Effect tracking tells the AD transform which operations can be differentiated, reordered, duplicated, removed, or replayed.

Without effect information, compiler transformations can silently change program behavior.

Differentiable Core and Effectful Shell

A robust design separates the differentiable core from the effectful shell.

load data
prepare inputs

run differentiable model

save result
log metrics
update external system

The middle region is the differentiable computation. The outer region performs I/O, logging, scheduling, and orchestration.

This separation is common in numerical software because it keeps derivative semantics clear.
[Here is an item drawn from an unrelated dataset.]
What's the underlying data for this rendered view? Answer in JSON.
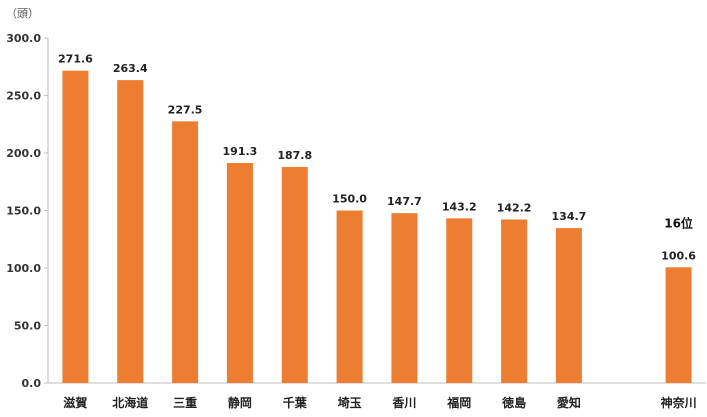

Custom Rules for Effectful Operations

Some effectful or opaque operations can participate in AD through custom derivative rules.

Example:

y = external_solver(x)

The solver may mutate memory internally, call libraries, or use iterative algorithms. The AD system does not need to inspect all internal steps if the user supplies a valid derivative rule:

backward(y_bar) -> x_bar

This is common for:

OperationCustom derivative source
Linear solverimplicit differentiation
ODE solveradjoint method
Rendering engineanalytic derivative
Database operatorrelaxed or approximate derivative
Quantizationstraight-through estimator

Custom rules shift responsibility to the rule author. The rule must match the operation’s mathematical behavior.

Core Idea

Purity makes automatic differentiation simple because the program behaves like a mathematical function. Side effects add hidden inputs, hidden outputs, ordering constraints, and state transitions.

AD can still work with effectful programs when the effects are explicit, isolated, recorded, or assigned custom rules. The central discipline is to make every value that influences the numeric result visible to the derivative transform.